PURITY AND CONTAMINATION IN RENAISSANCE ART AND ARCHITECTURE
October 1, 2016
MIT, Bartos Theatre (Cambridge, Mass., 9:30am-6:00pm)
Registration required (registration deadline Sept. 20th)
Purity and contamination have long figured in the accounts of the European Renaissance. Scholars, in the last few decades alone, have mapped the role these ideas have played in debates about godliness and sin, cleanliness, gender, and ethnicity, among other domains. Less thoroughly studied, though, is how these two intertwined categories informed European approaches to art and the built environment, both as it was created and experienced. It is precisely this lacuna that our conference aims to address. This one-day conference plots some of the myriad ways in which concerns for material purity—and contamination—shaped the artistic and architectural pursuits of early modern Europeans. The aim is not to treat these phenomena comprehensively, or to fit them within a coherent framework, but rather to recover historical instances in which they assumed particular salience: in the materials that practitioners adopted; in how they manipulated them; and in the responses (physiological, verbal, textual) that such activity provoked. To this end, participants will present case studies drawn from diverse periods and places in multiple practices, teasing out the contradictions and complexities inherent in early modern approaches to matter, but also the broader conceptual and ideological conditions that determined how matter was defined and understood. A concluding roundtable brings together a distinguished group of scholars and museum curators to debate the methodological strengths and limitations of the two categories, as well as their relevance beyond the domain of Renaissance studies.
Conference Schedule
9:00 am Check in
9:30 am Welcome and Introductory Remarks: Lauren Jacobi (MIT) and Daniel Zolli (The Getty)

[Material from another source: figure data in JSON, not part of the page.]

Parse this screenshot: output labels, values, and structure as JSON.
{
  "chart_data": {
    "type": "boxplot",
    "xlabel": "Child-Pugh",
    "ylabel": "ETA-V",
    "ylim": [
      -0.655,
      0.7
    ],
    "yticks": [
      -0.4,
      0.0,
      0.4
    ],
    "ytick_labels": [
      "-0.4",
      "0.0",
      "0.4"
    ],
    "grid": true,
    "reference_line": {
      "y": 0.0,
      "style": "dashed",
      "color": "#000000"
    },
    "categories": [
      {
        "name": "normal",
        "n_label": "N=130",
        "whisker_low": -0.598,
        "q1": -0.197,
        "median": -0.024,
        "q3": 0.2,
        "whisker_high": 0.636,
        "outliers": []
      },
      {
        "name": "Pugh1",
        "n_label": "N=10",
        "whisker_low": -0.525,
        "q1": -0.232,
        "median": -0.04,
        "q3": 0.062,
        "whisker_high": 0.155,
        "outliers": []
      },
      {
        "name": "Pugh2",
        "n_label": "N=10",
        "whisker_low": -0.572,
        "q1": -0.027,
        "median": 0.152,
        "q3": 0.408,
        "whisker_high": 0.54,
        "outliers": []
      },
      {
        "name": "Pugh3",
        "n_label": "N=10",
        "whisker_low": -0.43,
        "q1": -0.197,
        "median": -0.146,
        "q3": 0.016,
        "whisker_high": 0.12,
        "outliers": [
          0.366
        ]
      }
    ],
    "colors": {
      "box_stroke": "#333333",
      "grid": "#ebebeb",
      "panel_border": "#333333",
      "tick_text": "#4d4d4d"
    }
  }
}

9:50-11:10 am Session I: Liquidity and Materiality
moderator: Jodi Cranston (Boston University)
Joseph Ackley (Barnard) — Perceiving Gold in Fifteenth-century German Painting and Sculpture: The Hallwyl Reliquary in Appearance and Substance
Amy Bloch (SUNY, Albany) — The Practice of Goldsmithery and Fifteenth-Century Florentine Sculpture
Michael Waters (Columbia) — Cannons, Columns, and Candelabra: Objects of Interchange in Late Fifteenth-Century Italy
11:20 am Keynote Address: Felipe Pereda (Harvard) — Carnal Blood, Spiritual Milk, and the Politics of Purity in Early Modern Spain
12:10-1:15 pm Lunch Recess
1:15-2:15 pm Session II: Place and Placelessness
moderator: Stephanie Leone (Boston College)
Niall Atkinson (University of Chicago) — Taking Architectural Theory on the Road: Renaissance Travelers and the Geographic Imagination
Cristelle Baskins (Tufts) — Who is a Habsburg Now? Transculturation and the Early Modern Maghreb
2:15-3:45 pm Session III: Hybridity and Hybrid Practices
moderator: Jessica Maier (Mount Holyoke)
Carolyn Yerkes (Princeton) — Inhabited Sculptures, Lethal Weapons
Lorenzo Buonanno (UMass, Boston) — Taming the Chimera: Jacopo Sansovino and the Rhetoric of the Hybrid
Christopher Nygren (University of Pittsburgh) — The Splendor of Impurity: Painted Stones and the Matter of Early Modern Art
3:45-4:15 pm Afternoon Intermission
4:15-5:15 pm Session IV: Finishing
moderator: David Karmon (Holy Cross)
Rachel Boyd (Columbia) — Pulitezza: The Shining Surfaces of Della Robbia Sculpture and Their Renaissance Connotations
Carolina Mangone (Princeton) — Displaying Michelangelo’s Non-finito: Erosion, Accretion, Excavation
5:15-6:00 pm Roundtable
Michael Cole (Columbia), Caroline Jones (MIT), Joseph Leo Koerner (Harvard), Pamela Smith (Columbia), Luke Syson (Metropolitan Museum of Art), Jane Tylus (New York University)
6:00-7:00 pm Reception
This event is the Fall 2016 New England Renaissance Conference. It is co-organized by Lauren Jacobi and Daniel Zolli.